Though some characters are naturally likely to attract our attention more than others, such as the fire-bug Doug, the dominant Roy, the mysteriously silent Henry and the Wagner accordion player Zac, the value of this production is in the care taken to give equal standing to each part.  Julie’s somewhat distanced watching of the action early on and progress towards being discharged, Ruth’s obsessive compulsive disorder, and Cherry’s sexual fixation become the central throughline connecting Mozart’s Cosi fan tutte story – of how women are thought of by men and what women actually think of the inadequacies of men – to the modern situation women are in.  

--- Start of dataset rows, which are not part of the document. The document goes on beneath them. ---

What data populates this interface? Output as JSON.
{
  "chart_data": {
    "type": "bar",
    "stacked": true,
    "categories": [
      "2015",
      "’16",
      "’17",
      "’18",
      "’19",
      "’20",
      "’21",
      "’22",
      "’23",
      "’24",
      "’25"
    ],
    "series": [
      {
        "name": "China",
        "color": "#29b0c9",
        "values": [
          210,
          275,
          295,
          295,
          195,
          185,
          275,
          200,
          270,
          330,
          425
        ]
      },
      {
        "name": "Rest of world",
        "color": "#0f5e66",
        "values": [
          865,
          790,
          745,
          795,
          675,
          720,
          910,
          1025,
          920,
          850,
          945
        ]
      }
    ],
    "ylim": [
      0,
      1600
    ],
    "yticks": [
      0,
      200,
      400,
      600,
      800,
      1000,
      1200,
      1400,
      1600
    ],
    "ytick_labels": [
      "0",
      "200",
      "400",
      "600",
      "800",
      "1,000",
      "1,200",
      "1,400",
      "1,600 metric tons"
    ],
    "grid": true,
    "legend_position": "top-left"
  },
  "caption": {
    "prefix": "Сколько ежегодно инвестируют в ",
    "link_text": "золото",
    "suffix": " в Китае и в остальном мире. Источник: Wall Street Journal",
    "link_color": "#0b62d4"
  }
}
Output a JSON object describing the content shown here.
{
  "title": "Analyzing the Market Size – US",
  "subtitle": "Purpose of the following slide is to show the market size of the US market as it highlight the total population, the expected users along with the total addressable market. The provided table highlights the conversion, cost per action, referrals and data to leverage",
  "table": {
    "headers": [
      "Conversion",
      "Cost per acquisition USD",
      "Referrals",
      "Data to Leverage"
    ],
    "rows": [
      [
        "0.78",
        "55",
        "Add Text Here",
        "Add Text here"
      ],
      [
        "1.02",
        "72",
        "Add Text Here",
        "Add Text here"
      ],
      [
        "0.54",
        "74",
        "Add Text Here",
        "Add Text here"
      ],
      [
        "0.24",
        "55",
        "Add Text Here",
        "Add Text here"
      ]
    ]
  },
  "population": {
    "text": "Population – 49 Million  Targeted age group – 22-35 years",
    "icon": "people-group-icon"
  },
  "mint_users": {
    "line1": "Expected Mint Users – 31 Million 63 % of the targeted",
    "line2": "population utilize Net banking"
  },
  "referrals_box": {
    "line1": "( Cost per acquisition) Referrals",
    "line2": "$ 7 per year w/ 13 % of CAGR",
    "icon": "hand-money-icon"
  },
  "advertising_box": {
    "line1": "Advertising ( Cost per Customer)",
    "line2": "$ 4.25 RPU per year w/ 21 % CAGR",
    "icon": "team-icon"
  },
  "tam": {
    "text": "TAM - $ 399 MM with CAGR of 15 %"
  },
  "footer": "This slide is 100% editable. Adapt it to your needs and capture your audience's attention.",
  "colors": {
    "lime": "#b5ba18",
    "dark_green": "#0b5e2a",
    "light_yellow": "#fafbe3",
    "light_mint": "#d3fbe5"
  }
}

Interestingly, the only characters with whom we feel little sympathetic connection are the three sane figures: Lewis’ moratorium organiser friend Nick; his girl friend Lucy – who ‘sleeps’ with him but ‘has sex with’ Nick; and Justin, the social worker who represents the authority over the patients.  Though Alex, Emily and John played their roles perfectly well, they were hardly funny and are left somewhat in the shade – except for Alex as Nick when Max’s Henry very nearly throttles him.  That scene was horribly funny.

The set design was equally impressive, having been previously half-burnt down by Doug and so having unexpected holes for entrances and exits apart from the doorway in on our left and the clearly labelled “dunny” on the right.  I’m still laughing at Henry’s several times’ complete circumnavigation of his theatre, which included our auditorium, when he has to work off his energy because of his medication upset.

All round then, literally as well as metaphorically, Rep’s Cosi does justice to Louis Nowra’s ‘Lewis’, ending with Martin Fatmaja Hoggart’s quietly done and emotionally gripping return to reality as he describes what happened in later life to his two girlfriends.  That’s when the laughter stopped.  

The synopsis in the program says “Cosi blurs the lines between sanity and insanity, fidelity and infidelity, and reality and illusion”, but I think Cosi makes the distinctions clearer.